Eppure nell’arte è avvenuto esattamente il contrario. Le fotografie e le immagini di Horowitz (il documentario offre anche l’occasione per riscoprire un artista meraviglioso) sono surreali, fantasiose, provocatorie, ricordano alcuni quadri di Dalì, giocano con la realtà reinventandola con la fantasia e distaccandosene.
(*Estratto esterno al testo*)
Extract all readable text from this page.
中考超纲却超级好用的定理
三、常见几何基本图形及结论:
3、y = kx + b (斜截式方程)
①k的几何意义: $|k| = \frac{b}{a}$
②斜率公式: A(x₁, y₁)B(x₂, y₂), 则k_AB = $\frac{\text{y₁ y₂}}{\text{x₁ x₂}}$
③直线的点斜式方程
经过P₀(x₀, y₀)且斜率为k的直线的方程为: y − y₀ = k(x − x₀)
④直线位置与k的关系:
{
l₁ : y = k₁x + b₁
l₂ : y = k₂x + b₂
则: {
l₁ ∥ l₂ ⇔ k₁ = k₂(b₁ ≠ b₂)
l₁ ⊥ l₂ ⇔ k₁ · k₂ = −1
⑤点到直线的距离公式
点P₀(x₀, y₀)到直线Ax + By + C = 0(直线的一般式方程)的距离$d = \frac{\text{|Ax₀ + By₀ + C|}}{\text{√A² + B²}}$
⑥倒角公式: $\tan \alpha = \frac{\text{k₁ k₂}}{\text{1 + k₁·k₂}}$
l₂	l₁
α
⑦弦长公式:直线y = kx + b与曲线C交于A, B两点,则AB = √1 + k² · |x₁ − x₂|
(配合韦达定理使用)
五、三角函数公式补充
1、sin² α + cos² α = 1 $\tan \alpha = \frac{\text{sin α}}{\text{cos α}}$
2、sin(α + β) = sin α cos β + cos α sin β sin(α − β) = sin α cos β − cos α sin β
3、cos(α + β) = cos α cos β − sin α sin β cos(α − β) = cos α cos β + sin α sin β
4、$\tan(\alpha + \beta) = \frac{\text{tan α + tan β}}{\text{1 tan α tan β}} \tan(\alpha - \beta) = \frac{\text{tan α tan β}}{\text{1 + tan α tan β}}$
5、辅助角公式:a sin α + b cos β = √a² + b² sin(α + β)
I film di Polansky sono fisici, viscerali, legati ai traumi vissuti, a quel fardello pesante che ha dovuto portare nel corso di una lunga esistenza piena di tragedie, da quella della Shoah all’omicidio della moglie Sharon Tate, fino all’interminabile vicenda della violenza sessuale verso una minorenne che nonostante sia praticamente caduta in prescrizione, per decisione stessa della vittima, continua a pesare sul regista come uno stigma. La sua risposta l’ha data con L’ufficiale e la spia, il film sul caso Dreyfus, mostrando come sia facile montare un caso quando intorno soffia il vento aspro dell’antisemitismo.
Camminano i due omini, per le strade di Cracovia. Lì dove adesso c’è quel negozio c’era l’ingresso del ghetto, lì c’era il filo spinato che si poteva tagliare con le cesoie (Polansky è stato uno dei pochi a non venire deportato proprio perché il padre è riuscito a metterlo in salvo dall’altra parte), qua il portone principale. Affiorano frammenti di episodi, nomi, suoni. Eppure tutto è cambiato, non è rimasto nulla di quel passato, solo i fantasmi. «Sembra Disneyland» dice uno dei due. E in effetti per tutto il tempo lo spettatore prova insieme ai protagonisti un effetto straniante, come se Roman e Ryszard venissero da un altro tempo, un altro spazio e camminassero per una città invisibile, alla ricerca di qualcosa che hanno perso, senza sapere esattamente cosa sia, senza poterlo ritrovare. Questo cammino potrebbe andare avanti all’infinito, perché non avviene nella città ma dentro se stessi, talvolta è claustrofobico e senza uscite, a volta riporta in superficie per una boccata di ossigeno.
Ed è bellissima una delle immagini finali che riprende dall’alto solo due ombrelli neri che avanzano sotto la pioggia, quasi sovrapposti, quasi sostenendosi l’uno con l’altro. Si ha la sensazione che sotto non ci sia nessuno, che si muovano da soli per magia, fantasmi a cui soltanto il cinema riesce a ridare corpo.